Kültür ve Turizm Bakanlığı'nın, aralarında Yalın, Sertab Erener, Gülşen, Hadise, Melike Şahin ve Mabel Matiz gibi ünlü isimlerin de bulunduğu bazı sanatçıların antik tiyatrolardaki konser başvurularını, İBB Başkanı ve Cumhurbaşkanı adayı Ekrem İmamoğlu'na destek verdikleri gerekçesiyle reddettiği öne sürüldü.
Sanatçılara yönelik konser yasağı iddiaları, CHP tarafından TBMM gündemine taşındı. Konuyla ilgili konuşan CHP Genel Başkan Yardımcısı Ulaş Karasu, durumu "sansürün açık bir ilanı" olarak nitelendirerek iktidarın tutumunu eleştirdi.
"SANATÇILARIMIZI SUSTURAMAYACAKLAR"
"Sanatçılarımızı susturamayacaklar" diyen Karasu, konser izinlerini veren bir komisyonun olup olmadığını, bu komisyonun hangi kriterlere göre karar verdiğini ve sanatçıların muhalif duruşlarının yasaklarda rol oynayıp oynamadığını sordu.
"BU UTANÇ VERİCİ DURUMUN GEREKÇESİ NEDİR?"
Karasu, Mehmet Nuri Ersoy’a şu soruları sordu:
"Bakanlığınız bünyesinde konserlerin gerçekleştirilmesi konusunda karar verici bir komisyon bulunmakta mıdır? Komisyon var ise, komisyon kararını belirleyen kriterler nelerdir? 2025 yılı için adı geçen sanatçıların sosyal medya paylaşımları, sahnedeki söylemlerine bakıldığı ve “ret” kararında sanatçıların muhalif paylaşımları, Ekrem İmamoğlu’na ve Saraçhane eylemlerine katıldığı gerekçesiyle tutuklanan öğrencilere destek oldukları, LGBTİ bireylere desteklerinin birinci derecede etkili olduğu iddiası doğru mudur?
2025 yılı konserleri için bakanlığınızın organizasyon şirketlerinin anlaşmak istediği sanatçılara yazılı olarak onay vermesine karşın fiilen engeller çıkardığına ilişkin basına da yansıyan iddialar doğru mudur? Doğru ise bu utanç verici durumun gerekçesi nedir? Değil ise bu iddiaların kaynağı ve dayanağı nedir?
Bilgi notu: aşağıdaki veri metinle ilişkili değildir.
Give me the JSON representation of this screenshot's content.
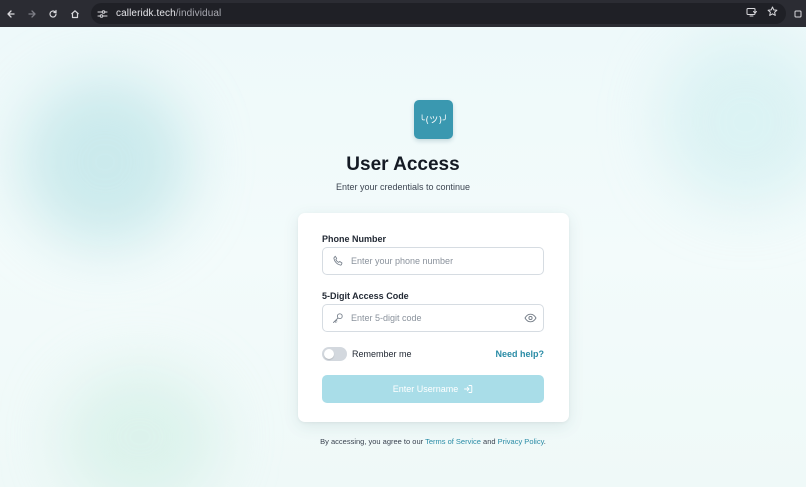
{
  "browser": {
    "url_host": "calleridk.tech",
    "url_path": "/individual"
  },
  "logo": {
    "text": "╰(ツ)╯"
  },
  "header": {
    "title": "User Access",
    "subtitle": "Enter your credentials to continue"
  },
  "form": {
    "phone": {
      "label": "Phone Number",
      "placeholder": "Enter your phone number",
      "value": ""
    },
    "code": {
      "label": "5-Digit Access Code",
      "placeholder": "Enter 5-digit code",
      "value": ""
    },
    "remember": {
      "label": "Remember me",
      "checked": false
    },
    "help_link": "Need help?",
    "submit_label": "Enter Username"
  },
  "footer": {
    "prefix": "By accessing, you agree to our",
    "terms": "Terms of Service",
    "and": "and",
    "privacy": "Privacy Policy",
    "suffix": "."
  },
  "colors": {
    "accent": "#2a8ca6",
    "logo_bg": "#3a98b0",
    "button_disabled": "#a9dde8"
  },
  "icons": {
    "back": "arrow-left-icon",
    "forward": "arrow-right-icon",
    "reload": "reload-icon",
    "home": "home-icon",
    "site_info": "site-settings-icon",
    "install": "install-app-icon",
    "bookmark": "star-icon",
    "phone": "phone-icon",
    "key": "key-icon",
    "eye": "eye-icon",
    "login": "login-icon"
  }
}
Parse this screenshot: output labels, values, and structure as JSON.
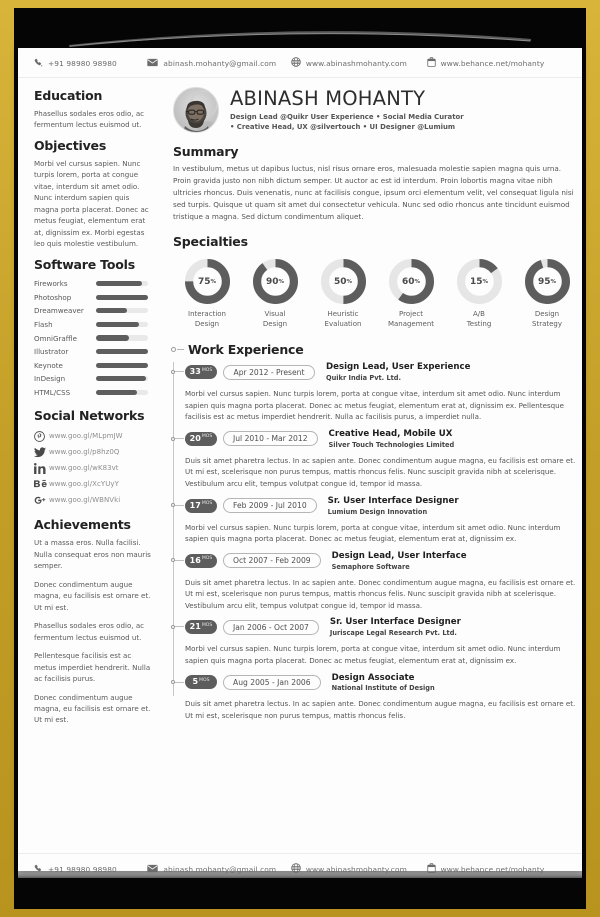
{
  "contact": {
    "phone": "+91 98980 98980",
    "email": "abinash.mohanty@gmail.com",
    "website": "www.abinashmohanty.com",
    "behance": "www.behance.net/mohanty"
  },
  "profile": {
    "name": "ABINASH MOHANTY",
    "subtitle_line1": "Design Lead @Quikr User Experience • Social Media Curator",
    "subtitle_line2": "• Creative Head, UX @silvertouch • UI Designer @Lumium"
  },
  "education": {
    "heading": "Education",
    "text": "Phasellus sodales eros odio, ac fermentum lectus euismod ut."
  },
  "objectives": {
    "heading": "Objectives",
    "text": "Morbi vel cursus sapien. Nunc turpis lorem, porta at congue vitae, interdum sit amet odio. Nunc interdum sapien quis magna porta placerat. Donec ac metus feugiat, elementum erat at, dignissim ex. Morbi egestas leo quis molestie vestibulum."
  },
  "software_tools": {
    "heading": "Software Tools",
    "items": [
      {
        "name": "Fireworks",
        "level": 88
      },
      {
        "name": "Photoshop",
        "level": 100
      },
      {
        "name": "Dreamweaver",
        "level": 60
      },
      {
        "name": "Flash",
        "level": 82
      },
      {
        "name": "OmniGraffle",
        "level": 64
      },
      {
        "name": "Illustrator",
        "level": 100
      },
      {
        "name": "Keynote",
        "level": 100
      },
      {
        "name": "InDesign",
        "level": 96
      },
      {
        "name": "HTML/CSS",
        "level": 78
      }
    ]
  },
  "social_networks": {
    "heading": "Social Networks",
    "items": [
      {
        "icon": "pinterest-icon",
        "url": "www.goo.gl/MLpmJW"
      },
      {
        "icon": "twitter-icon",
        "url": "www.goo.gl/p8hz0Q"
      },
      {
        "icon": "linkedin-icon",
        "url": "www.goo.gl/wK83vt"
      },
      {
        "icon": "behance-icon",
        "url": "www.goo.gl/XcYUyY"
      },
      {
        "icon": "googleplus-icon",
        "url": "www.goo.gl/WBNVki"
      }
    ]
  },
  "achievements": {
    "heading": "Achievements",
    "paragraphs": [
      "Ut a massa eros. Nulla facilisi. Nulla consequat eros non mauris semper.",
      "Donec condimentum augue magna, eu facilisis est ornare et. Ut mi est.",
      "Phasellus sodales eros odio, ac fermentum lectus euismod ut.",
      "Pellentesque facilisis est ac metus imperdiet hendrerit. Nulla ac facilisis purus.",
      "Donec condimentum augue magna, eu facilisis est ornare et. Ut mi est."
    ]
  },
  "summary": {
    "heading": "Summary",
    "text": "In vestibulum, metus ut dapibus luctus, nisl risus ornare eros, malesuada molestie sapien magna quis urna. Proin gravida justo non nibh dictum semper. Ut auctor ac est id interdum. Proin lobortis magna vitae nibh ultricies rhoncus. Duis venenatis, nunc at facilisis congue, ipsum orci elementum velit, vel consequat ligula nisi sed turpis. Quisque ut quam sit amet dui consectetur vehicula. Nunc sed odio rhoncus ante tincidunt euismod tristique a magna. Sed dictum condimentum aliquet."
  },
  "specialties": {
    "heading": "Specialties",
    "items": [
      {
        "value": 75,
        "value_label": "75",
        "unit": "%",
        "label_line1": "Interaction",
        "label_line2": "Design"
      },
      {
        "value": 90,
        "value_label": "90",
        "unit": "%",
        "label_line1": "Visual",
        "label_line2": "Design"
      },
      {
        "value": 50,
        "value_label": "50",
        "unit": "%",
        "label_line1": "Heuristic",
        "label_line2": "Evaluation"
      },
      {
        "value": 60,
        "value_label": "60",
        "unit": "%",
        "label_line1": "Project",
        "label_line2": "Management"
      },
      {
        "value": 15,
        "value_label": "15",
        "unit": "%",
        "label_line1": "A/B",
        "label_line2": "Testing"
      },
      {
        "value": 95,
        "value_label": "95",
        "unit": "%",
        "label_line1": "Design",
        "label_line2": "Strategy"
      }
    ]
  },
  "work_experience": {
    "heading": "Work Experience",
    "jobs": [
      {
        "months": "33",
        "months_unit": "MOS",
        "dates": "Apr 2012 - Present",
        "role": "Design Lead, User Experience",
        "company": "Quikr India Pvt. Ltd.",
        "description": "Morbi vel cursus sapien. Nunc turpis lorem, porta at congue vitae, interdum sit amet odio. Nunc interdum sapien quis magna porta placerat. Donec ac metus feugiat, elementum erat at, dignissim ex. Pellentesque facilisis est ac metus imperdiet hendrerit. Nulla ac facilisis purus, a imperdiet nulla."
      },
      {
        "months": "20",
        "months_unit": "MOS",
        "dates": "Jul 2010 - Mar 2012",
        "role": "Creative Head, Mobile UX",
        "company": "Silver Touch Technologies Limited",
        "description": "Duis sit amet pharetra lectus. In ac sapien ante. Donec condimentum augue magna, eu facilisis est ornare et. Ut mi est, scelerisque non purus tempus, mattis rhoncus felis. Nunc suscipit gravida nibh at scelerisque. Vestibulum arcu elit, tempus volutpat congue id, tempor id massa."
      },
      {
        "months": "17",
        "months_unit": "MOS",
        "dates": "Feb 2009 - Jul 2010",
        "role": "Sr. User Interface Designer",
        "company": "Lumium Design Innovation",
        "description": "Morbi vel cursus sapien. Nunc turpis lorem, porta at congue vitae, interdum sit amet odio. Nunc interdum sapien quis magna porta placerat. Donec ac metus feugiat, elementum erat at, dignissim ex."
      },
      {
        "months": "16",
        "months_unit": "MOS",
        "dates": "Oct 2007 - Feb 2009",
        "role": "Design Lead, User Interface",
        "company": "Semaphore Software",
        "description": "Duis sit amet pharetra lectus. In ac sapien ante. Donec condimentum augue magna, eu facilisis est ornare et. Ut mi est, scelerisque non purus tempus, mattis rhoncus felis. Nunc suscipit gravida nibh at scelerisque. Vestibulum arcu elit, tempus volutpat congue id, tempor id massa."
      },
      {
        "months": "21",
        "months_unit": "MOS",
        "dates": "Jan 2006 - Oct 2007",
        "role": "Sr. User Interface Designer",
        "company": "Juriscape Legal Research Pvt. Ltd.",
        "description": "Morbi vel cursus sapien. Nunc turpis lorem, porta at congue vitae, interdum sit amet odio. Nunc interdum sapien quis magna porta placerat. Donec ac metus feugiat, elementum erat at, dignissim ex."
      },
      {
        "months": "5",
        "months_unit": "MOS",
        "dates": "Aug 2005 - Jan 2006",
        "role": "Design Associate",
        "company": "National Institute of Design",
        "description": "Duis sit amet pharetra lectus. In ac sapien ante. Donec condimentum augue magna, eu facilisis est ornare et. Ut mi est, scelerisque non purus tempus, mattis rhoncus felis."
      }
    ]
  },
  "colors": {
    "frame": "#c9a62b",
    "stage": "#050505",
    "page": "#fdfdfd",
    "accent_dark": "#5d5d5d",
    "track": "#e9e9e9",
    "text": "#555555"
  }
}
Konuya ilişkin haberler basına yansımasına, kamuoyunda ve sanat dünyasında yankı uyandırmasına karşın bakanlığınızdan hiçbir resmi bir açıklama yapılmamış olmasının gerekçesi nedir? Antik tiyatrolar gibi tarihi ve kültürel mekanların, sanatın evrensel bir platformu olması beklenirken, bakanlığınızın tutumu nedeniyle bu alanların “sansür”, “yasak” vb. ile anılması hakkında bakanlığınızın görüşü nedir?"